All-Optical Universal Control of Hyperfine Qudits in Trapped Neutral Atoms

TL;DR

This paper presents an all-optical method for universal control of hyperfine qudits in trapped neutral $^{173}$Yb atoms, enabling high-speed, selective, and scalable quantum operations.

Contribution

It introduces a novel all-optical scheme for universal qudit control in neutral atoms using hyperfine interactions and magic polarization angles.

Findings

Achieves fast, coherent, state-selective control with >100 kHz operation frequency.

Proposes two-qudit gates based on Rydberg blockade for universal quantum computing.

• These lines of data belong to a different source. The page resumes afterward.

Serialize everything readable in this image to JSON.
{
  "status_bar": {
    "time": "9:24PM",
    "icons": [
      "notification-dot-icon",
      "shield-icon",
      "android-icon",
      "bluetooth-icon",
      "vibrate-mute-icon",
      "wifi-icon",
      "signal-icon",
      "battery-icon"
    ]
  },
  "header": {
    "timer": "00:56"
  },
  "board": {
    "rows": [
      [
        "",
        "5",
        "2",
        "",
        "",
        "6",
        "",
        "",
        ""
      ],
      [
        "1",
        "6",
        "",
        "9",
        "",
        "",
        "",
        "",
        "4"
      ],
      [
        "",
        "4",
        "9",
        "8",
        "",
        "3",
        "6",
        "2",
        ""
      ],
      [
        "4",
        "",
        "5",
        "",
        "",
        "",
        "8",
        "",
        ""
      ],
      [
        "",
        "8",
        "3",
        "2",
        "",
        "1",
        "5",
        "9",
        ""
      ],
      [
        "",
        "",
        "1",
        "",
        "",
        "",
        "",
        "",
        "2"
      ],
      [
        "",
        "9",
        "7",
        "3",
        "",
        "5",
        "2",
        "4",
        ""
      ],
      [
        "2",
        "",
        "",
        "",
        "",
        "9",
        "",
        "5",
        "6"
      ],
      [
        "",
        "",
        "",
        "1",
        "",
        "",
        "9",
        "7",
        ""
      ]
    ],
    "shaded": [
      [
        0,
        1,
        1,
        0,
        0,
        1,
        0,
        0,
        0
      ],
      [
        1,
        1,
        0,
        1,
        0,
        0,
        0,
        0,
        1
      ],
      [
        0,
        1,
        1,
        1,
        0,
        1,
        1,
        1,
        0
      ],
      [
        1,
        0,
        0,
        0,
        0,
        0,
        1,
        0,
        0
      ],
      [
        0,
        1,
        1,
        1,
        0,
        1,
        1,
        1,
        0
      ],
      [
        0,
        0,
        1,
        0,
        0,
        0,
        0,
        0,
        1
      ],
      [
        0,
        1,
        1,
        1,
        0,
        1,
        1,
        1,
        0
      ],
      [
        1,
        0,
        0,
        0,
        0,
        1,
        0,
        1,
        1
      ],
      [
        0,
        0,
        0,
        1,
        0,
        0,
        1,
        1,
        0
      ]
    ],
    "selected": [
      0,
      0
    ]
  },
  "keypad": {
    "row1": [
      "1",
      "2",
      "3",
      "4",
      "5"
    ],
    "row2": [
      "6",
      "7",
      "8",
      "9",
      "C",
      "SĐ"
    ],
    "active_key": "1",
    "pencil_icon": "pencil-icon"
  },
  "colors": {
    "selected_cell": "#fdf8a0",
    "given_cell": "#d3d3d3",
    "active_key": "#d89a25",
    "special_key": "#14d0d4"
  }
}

Discusses compatible state readout schemes for the proposed control protocol.

Abstract

Quantum systems with more than two levels $-$ so-called qudits $-$ offer increased computational density and reduced circuit complexity compared to qubit-based architectures, but achieving universal and scalable control remains challenging. We propose an all-optical scheme for universal qudit control in trapped neutral atoms in moderate to high magnetic fields, focusing on the fermionic isotope $^{173}$Yb ($I=5/2$). The strong hyperfine interaction in the $^3P_1$ manifold enables fast and selective Raman transitions between nuclear-spin states in the $^1S_0$ ground-state manifold using a single linearly polarized laser. For each neighboring transition in the qudit manifold, we identify a magic polarization angle that enables coherent, state-selective control while suppressing off-resonant excitations, with operation frequencies exceeding 100~kHz. Combined with phase-shift operations, this provides universal control of the full single-qudit space. We further discuss compatible two-qudit gates based on the Rydberg blockade mechanism, completing a universal gate set, and analyze state-selective readout schemes compatible with the proposed protocol. Our results identify $^{173}$Yb as a promising platform for high-fidelity, all-optical qudit-based quantum information processing.